Faux Painting School Decorative Painting Classes

Faux Finish Lingo

Acrylic Paint: A common name given to water base paints made with an emulsion of 100% acrylic co-polymers. Artist's acrylics are sold by the tube and have the consistency of toothpaste. For decorative painting they are more often used to tint the glazing liquid.  

Matt: A flat finish. Not very durable, marks easily. Absorbs light, good for hiding imperfections.

Eggshell: Also called satin, pearl, velvet. Subtle sheen, very popular for walls as it is not too shiny, not too flat. Easy to wipe clean.

Semi-gloss: Most commonly used for woodwork, trim, and furniture. Reflects light, so surface marks or cracks are visible. Semigloss latex paint is an ideal base coat for painted finishes that require a great deal of manipulation such as faux marbles and tortoiseshell; it is easier to manipulate a glaze on a shiny surface. Easy to wipe clean.

High-Gloss: Commonly used for exterior painting and doors because of its high durability. Also used on interior doors, baseboards, and trim. Reflects light, so any surface marks or cracks are very visible. Adds depth to your finish. Easy to wipe clean.

Alkyd: A synthetic resin used in oil base paints. Reacting a drying oil with a hard, synthetic material creates an alkyd resin.

Antiquing: Technique intended to give appearance of age or wear.

Badger Hair Softener: A high quality brush made with badger hair and used to soften and blend glazes together for Marbling, Wood Graining, and other faux finishes.

Base Coat: The first coat of paint applied to a surface after the primer coat or tinted primer coat to render it non-porous.

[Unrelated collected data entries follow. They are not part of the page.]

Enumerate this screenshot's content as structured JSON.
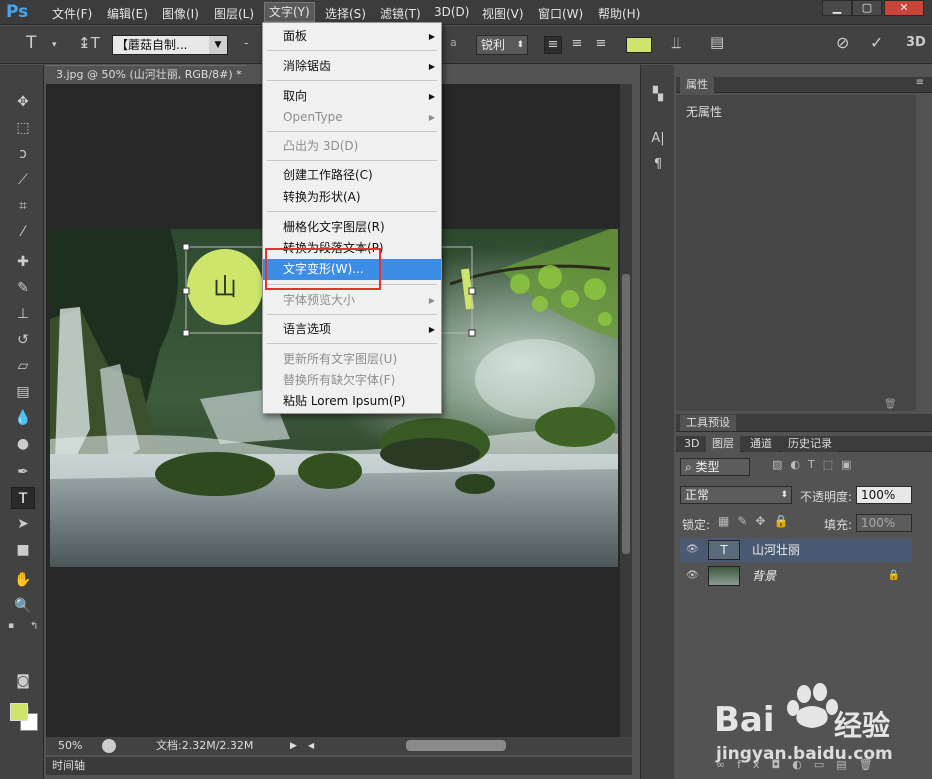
{
  "menubar": {
    "logo": "Ps",
    "items": [
      "文件(F)",
      "编辑(E)",
      "图像(I)",
      "图层(L)",
      "文字(Y)",
      "选择(S)",
      "滤镜(T)",
      "3D(D)",
      "视图(V)",
      "窗口(W)",
      "帮助(H)"
    ]
  },
  "options": {
    "font_name": "【蘑菇自制...",
    "aa_label": "a",
    "antialias": "锐利",
    "text_color": "#cde56a"
  },
  "document": {
    "tab_title": "3.jpg @ 50% (山河壮丽, RGB/8#) *",
    "zoom": "50%",
    "doc_size": "文档:2.32M/2.32M"
  },
  "timeline": "时间轴",
  "text_menu": {
    "items": [
      {
        "label": "面板",
        "submenu": true,
        "disabled": false
      },
      {
        "label": "消除锯齿",
        "submenu": true,
        "disabled": false
      },
      {
        "label": "取向",
        "submenu": true,
        "disabled": false
      },
      {
        "label": "OpenType",
        "submenu": true,
        "disabled": true
      },
      {
        "label": "凸出为 3D(D)",
        "submenu": false,
        "disabled": true
      },
      {
        "label": "创建工作路径(C)",
        "submenu": false,
        "disabled": false
      },
      {
        "label": "转换为形状(A)",
        "submenu": false,
        "disabled": false
      },
      {
        "label": "栅格化文字图层(R)",
        "submenu": false,
        "disabled": false
      },
      {
        "label": "转换为段落文本(P)",
        "submenu": false,
        "disabled": false
      },
      {
        "label": "文字变形(W)...",
        "submenu": false,
        "disabled": false,
        "highlighted": true
      },
      {
        "label": "字体预览大小",
        "submenu": true,
        "disabled": true
      },
      {
        "label": "语言选项",
        "submenu": true,
        "disabled": false
      },
      {
        "label": "更新所有文字图层(U)",
        "submenu": false,
        "disabled": true
      },
      {
        "label": "替换所有缺欠字体(F)",
        "submenu": false,
        "disabled": true
      },
      {
        "label": "粘贴 Lorem Ipsum(P)",
        "submenu": false,
        "disabled": false
      }
    ]
  },
  "properties": {
    "tab": "属性",
    "empty": "无属性"
  },
  "layers": {
    "tool_preset_tab": "工具预设",
    "tabs": [
      "3D",
      "图层",
      "通道",
      "历史记录"
    ],
    "filter_kind": "类型",
    "blend_mode": "正常",
    "opacity_label": "不透明度:",
    "opacity": "100%",
    "lock_label": "锁定:",
    "fill_label": "填充:",
    "fill": "100%",
    "rows": [
      {
        "name": "山河壮丽",
        "type": "text"
      },
      {
        "name": "背景",
        "type": "image"
      }
    ]
  },
  "watermark": {
    "brand": "Bai",
    "brand2": "经验",
    "url": "jingyan.baidu.com"
  }
}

Broken Color: Techniques whereby a wet glazed surface is given a variance by manipulating it with various tools.

Burnish: To polish using a hard, smooth tool such as a trowel or putty knife.

Color Wheel: The visible spectrum arranged in a circle.

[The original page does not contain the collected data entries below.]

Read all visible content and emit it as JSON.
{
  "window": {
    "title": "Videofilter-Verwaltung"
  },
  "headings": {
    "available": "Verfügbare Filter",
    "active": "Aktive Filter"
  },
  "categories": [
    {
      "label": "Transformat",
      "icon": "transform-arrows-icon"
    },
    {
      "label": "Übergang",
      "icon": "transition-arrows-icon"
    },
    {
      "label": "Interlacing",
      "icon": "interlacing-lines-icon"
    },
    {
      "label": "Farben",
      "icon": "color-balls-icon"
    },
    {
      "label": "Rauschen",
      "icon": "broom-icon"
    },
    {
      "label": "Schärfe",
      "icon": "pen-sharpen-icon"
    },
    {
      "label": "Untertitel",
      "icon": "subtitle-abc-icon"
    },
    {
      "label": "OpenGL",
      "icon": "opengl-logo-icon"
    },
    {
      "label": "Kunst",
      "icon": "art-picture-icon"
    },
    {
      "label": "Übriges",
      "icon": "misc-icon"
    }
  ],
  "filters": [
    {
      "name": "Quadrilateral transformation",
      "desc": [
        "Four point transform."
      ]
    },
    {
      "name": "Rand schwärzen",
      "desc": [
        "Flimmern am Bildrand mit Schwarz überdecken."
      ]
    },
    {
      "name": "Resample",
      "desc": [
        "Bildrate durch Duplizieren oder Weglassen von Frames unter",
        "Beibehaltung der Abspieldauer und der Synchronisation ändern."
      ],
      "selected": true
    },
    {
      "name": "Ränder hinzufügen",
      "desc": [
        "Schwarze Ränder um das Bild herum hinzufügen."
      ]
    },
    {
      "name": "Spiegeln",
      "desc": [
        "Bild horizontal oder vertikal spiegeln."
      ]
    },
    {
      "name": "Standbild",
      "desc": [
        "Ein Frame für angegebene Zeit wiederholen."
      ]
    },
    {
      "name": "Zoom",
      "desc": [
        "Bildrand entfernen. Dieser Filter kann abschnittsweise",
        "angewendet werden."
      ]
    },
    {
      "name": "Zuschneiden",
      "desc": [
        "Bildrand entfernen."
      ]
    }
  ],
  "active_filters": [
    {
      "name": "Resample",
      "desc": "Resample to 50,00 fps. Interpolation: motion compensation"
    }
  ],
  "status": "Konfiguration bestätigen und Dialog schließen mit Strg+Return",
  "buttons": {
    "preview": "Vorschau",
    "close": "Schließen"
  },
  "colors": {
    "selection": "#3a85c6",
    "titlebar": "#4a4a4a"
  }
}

Combing: A technique of pulling toothed implements (rubber, metal, leather, plastic or cardboard) through wet media.

Coverage: Amount of surface a given quantity of paint will cover; also how well paint conceals surface being painted.

Crackle Finish: A finish in which cracking is produced, allowing the undercoat to show through the cracks. Cracking is produced by rapid drying of topcoat over slow drying undercoat.

Cutter: A short, natural (hog hair) bristle brush used to add specific markings in simulating wood grain.

Decorative Paint Technique: Any technique of adorning surfaces in a decorative way using paint and/or glaze.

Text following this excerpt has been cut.